Plano foi digitalizado e impresso no Planalto
No depoimento prestado nesta quinta-feira (24), Fernandes alegou que o documento se tratava de um “pensamento pessoal” e um “estudo de situação” que foi digitalizado por hábito. Segundo ele, o material não foi compartilhado com ninguém e teria sido rasgado após a leitura.
“Esse arquivo digital nada mais retrata do que um pensamento meu que foi digitalizado. Um compilar de dados, um estudo de situação meu, uma análise de riscos que eu fiz. [...] Não foi apresentado nem compartilhado com ninguém”, afirmou o general.
No entanto, de acordo com as investigações da Polícia Federal (PF), ao menos três cópias do plano foram impressas dentro do Palácio do Planalto. Cerca de 40 minutos após a impressão, Fernandes teria ido ao Palácio da Alvorada, onde estavam o ex-presidente Jair Bolsonaro e o então ajudante de ordens tenente-coronel Mauro Cid.
General nega ter apresentado plano a Bolsonaro
Questionado sobre um possível repasse do plano a Bolsonaro, Fernandes negou qualquer conversa com o ex-presidente. Ele disse que a visita ao Alvorada naquele dia foi uma coincidência, relacionada a funções logísticas de sua pasta.
A Procuradoria-Geral da República (PGR) também questionou o fato de que uma nova versão do plano teria sido impressa cerca de um mês depois. O general disse não se lembrar de mais de uma cópia e atribuiu a duplicação a uma possível configuração da impressora. Sobre a reimpressão posterior, disse que havia feito alterações no documento após “uma nova ideia”.
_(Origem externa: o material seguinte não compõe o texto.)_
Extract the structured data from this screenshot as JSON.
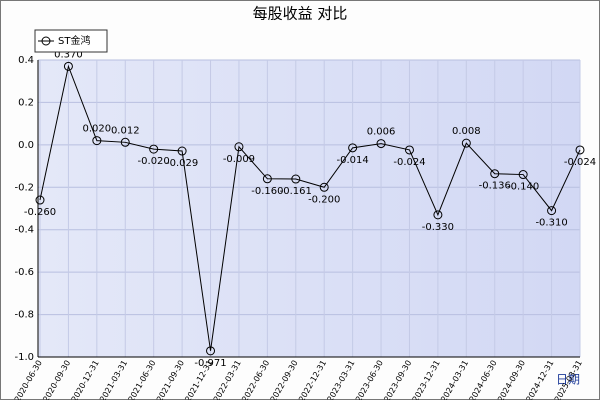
{
  "chart_data": {
    "type": "line",
    "title": "每股收益 对比",
    "x_label": "日期",
    "categories": [
      "2020-06-30",
      "2020-09-30",
      "2020-12-31",
      "2021-03-31",
      "2021-06-30",
      "2021-09-30",
      "2021-12-31",
      "2022-03-31",
      "2022-06-30",
      "2022-09-30",
      "2022-12-31",
      "2023-03-31",
      "2023-06-30",
      "2023-09-30",
      "2023-12-31",
      "2024-03-31",
      "2024-06-30",
      "2024-09-30",
      "2024-12-31",
      "2025-03-31"
    ],
    "series": [
      {
        "name": "ST金鸿",
        "color": "#000000",
        "values": [
          -0.26,
          0.37,
          0.02,
          0.012,
          -0.02,
          -0.029,
          -0.971,
          -0.009,
          -0.16,
          -0.161,
          -0.2,
          -0.014,
          0.006,
          -0.024,
          -0.33,
          0.008,
          -0.136,
          -0.14,
          -0.31,
          -0.024
        ],
        "value_labels": [
          "-0.260",
          "0.370",
          "0.020",
          "0.012",
          "-0.020",
          "-0.029",
          "-0.971",
          "-0.009",
          "-0.160",
          "-0.161",
          "-0.200",
          "-0.014",
          "0.006",
          "-0.024",
          "-0.330",
          "0.008",
          "-0.136",
          "-0.140",
          "-0.310",
          "-0.024"
        ]
      }
    ],
    "ylim": [
      -1.0,
      0.4
    ],
    "yticks": [
      0.4,
      0.2,
      {
        "value": 0,
        "label": "0.0"
      },
      -0.2,
      -0.4,
      -0.6,
      -0.8,
      {
        "value": -1.0,
        "label": "-1.0"
      }
    ],
    "grid": true,
    "legend": "top-left"
  }
}
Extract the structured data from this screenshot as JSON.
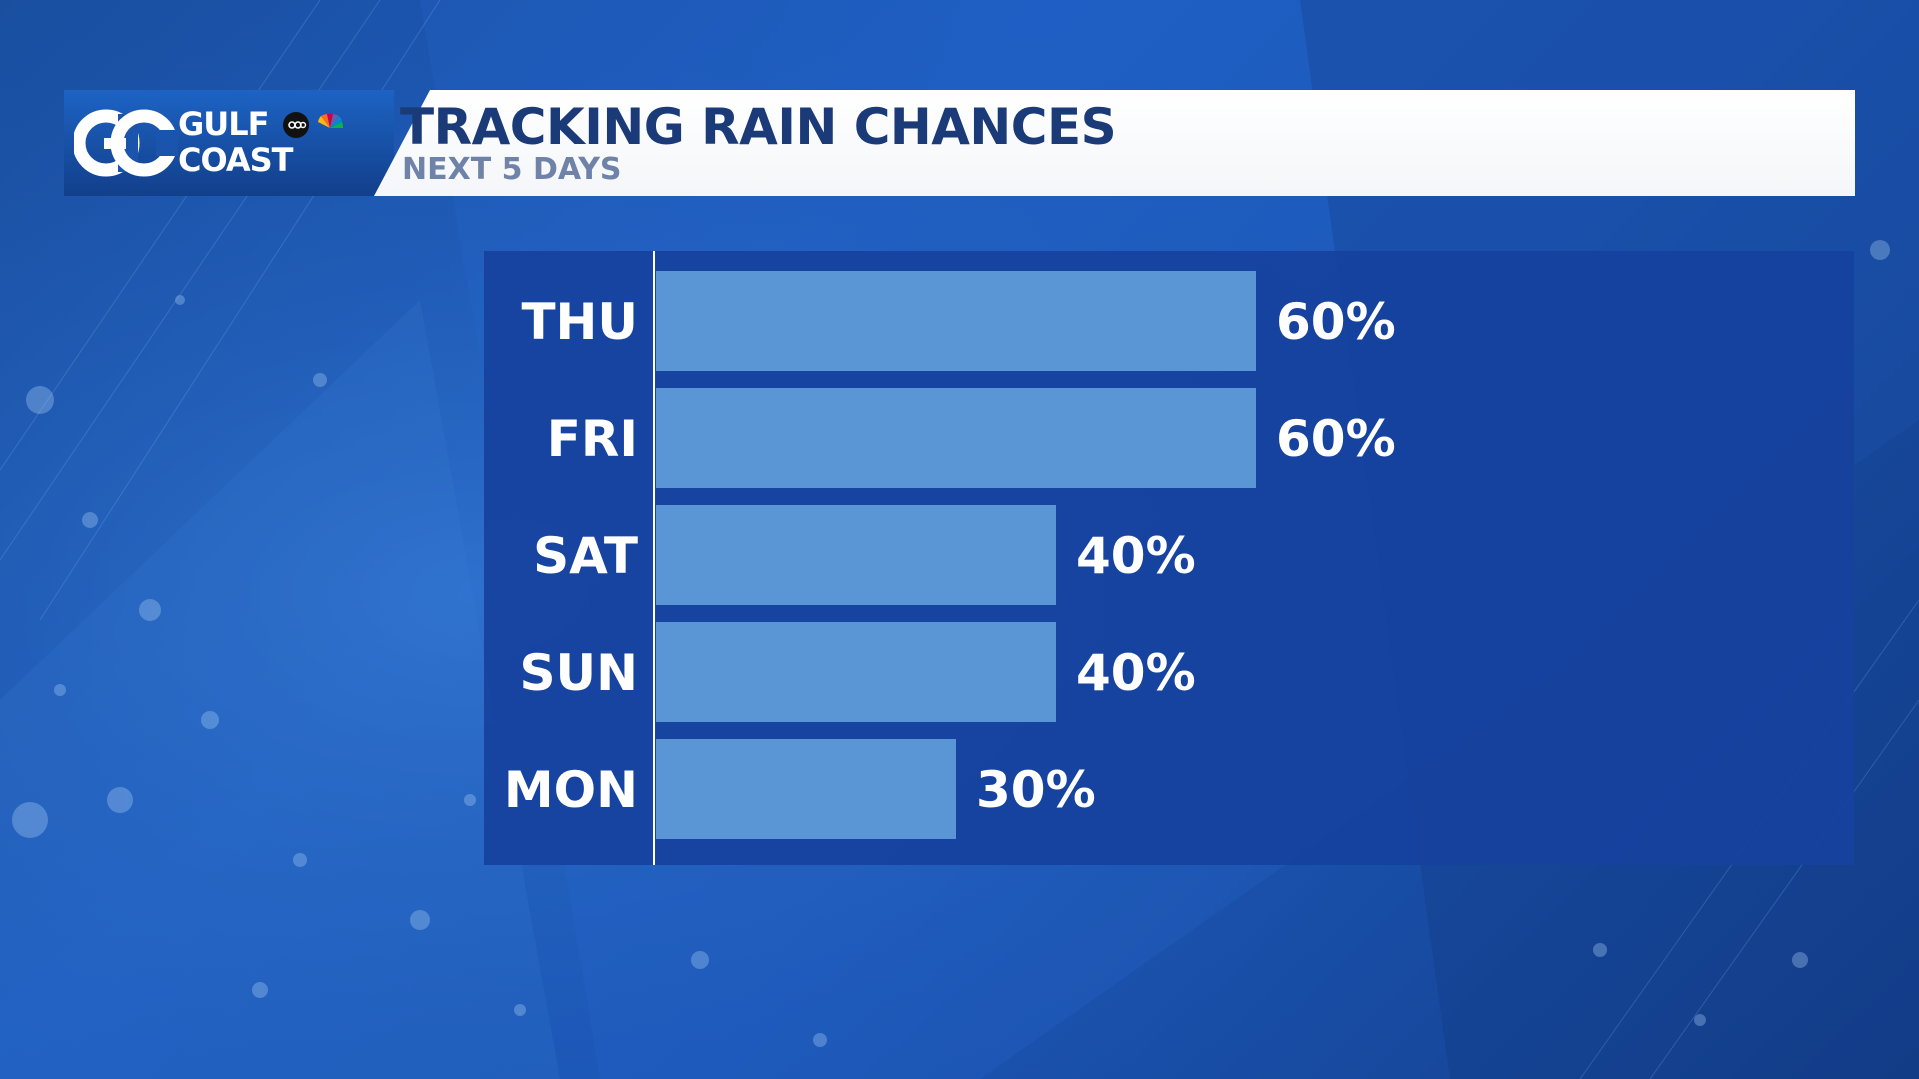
{
  "header": {
    "brand_line1": "GULF",
    "brand_line2": "COAST",
    "brand_mark": "GC",
    "title": "TRACKING RAIN CHANCES",
    "subtitle": "NEXT 5 DAYS"
  },
  "icons": {
    "brand": "gc-logo-icon",
    "network1": "abc-logo-icon",
    "network2": "nbc-peacock-icon"
  },
  "colors": {
    "bar": "#5a95d6",
    "panel": "#17429e",
    "title": "#1a3a78",
    "subtitle": "#6f82a8"
  },
  "chart_data": {
    "type": "bar",
    "orientation": "horizontal",
    "title": "TRACKING RAIN CHANCES",
    "subtitle": "NEXT 5 DAYS",
    "categories": [
      "THU",
      "FRI",
      "SAT",
      "SUN",
      "MON"
    ],
    "values": [
      60,
      60,
      40,
      40,
      30
    ],
    "value_labels": [
      "60%",
      "60%",
      "40%",
      "40%",
      "30%"
    ],
    "xlim": [
      0,
      100
    ],
    "grid": false,
    "legend": "none"
  }
}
Investigações apontam tentativa de golpe e uso de arsenal bélico
Segundo a Polícia Federal, Fernandes é apontado como um dos articuladores do "núcleo 2" da organização golpista investigada por planejar um atentado contra autoridades e uma tentativa de impedir a posse de Lula em 2022. A operação que revelou o plano foi deflagrada em novembro de 2024, e revelou o uso de táticas militares, envenenamento e armamento pesado, incluindo fuzis, metralhadoras e lança-granadas.
O plano previa a execução dos assassinatos em 15 de dezembro de 2022, três dias após a diplomação de Lula no Tribunal Superior Eleitoral (TSE). O ministro Alexandre de Moraes teria sido monitorado continuamente pelo grupo, segundo as apurações.
As investigações indicam que Jair Bolsonaro tinha pleno conhecimento do plano, conforme depoimento de Mauro Cid, que descreveu Fernandes como um dos generais que mais incentivavam a atuação direta das Forças Armadas para frustrar a vitória eleitoral do PT.